The architectural component is visible in the proposed solution. The user does not suggest tuning parameters or adding more parallelism; they suggest breaking the fundamental abstraction boundary. The "10 circuits as a batch" grouping is not a hardware constraint or a cryptographic requirement — it is a software design choice that can be revisited. By recognizing this, the user opens the door to a qualitatively different architecture rather than incremental optimization.
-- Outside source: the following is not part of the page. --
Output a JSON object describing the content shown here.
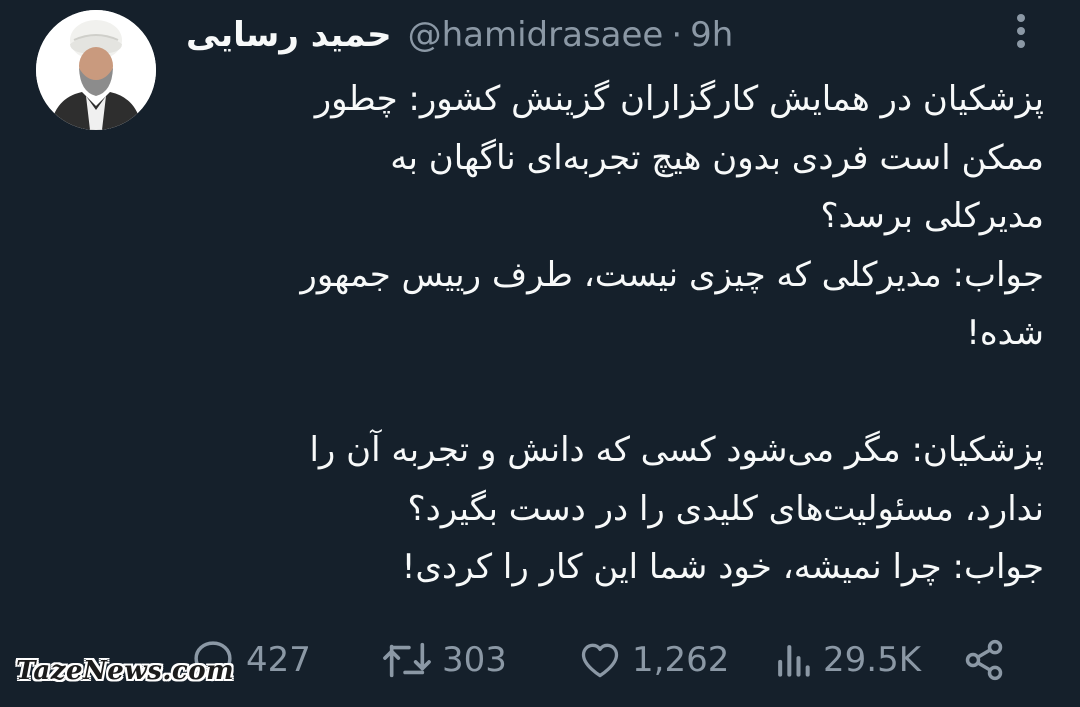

The phrase "thundering-herd gpu/cpu so much" is particularly telling. It borrows from the well-known "thundering herd" problem in operating systems and networking, where multiple processes or threads all wake up simultaneously to contend for a shared resource. By applying this concept to the CPU-GPU handoff, the user reveals a systems-thinking approach that transcends the specific domain of SNARK proving.
Impact on Subsequent Work
This message did not merely correct a misunderstanding; it redirected the entire optimization trajectory. In the following messages, the assistant launched Python simulations to validate the one-by-one dispatch model, discovered that the true benefit lies in cross-sector pipelining (where Sector B's synthesis begins while Sector A's partitions are still being GPU-proved), and produced a comprehensive Phase 7 design document (c2-optimization-proposal-7.md). The design specified a pool of 15-20 concurrent synthesis workers feeding individual partitions into a bounded GPU channel, with a ProofAssembler accumulating completed proofs out-of-order. The expected outcome was ~30s/proof steady-state throughput with 100% GPU utilization — a ~30% improvement over the baseline.
Conclusion
Message 1999 stands as a turning point in the optimization effort. It corrected a fundamental timing misunderstanding, identified the thundering herd as the root cause of GPU idle time, and proposed a clean architectural solution: break the batch abstraction and let partitions flow one-by-one. The message is a reminder that in performance engineering, no amount of analytical reasoning can substitute for direct observation of the system under load. The user's simple observation — "10 threads = num partitions" — was worth more than pages of theoretical optimization plans. It grounded the conversation in reality and pointed the way toward a genuinely better architecture.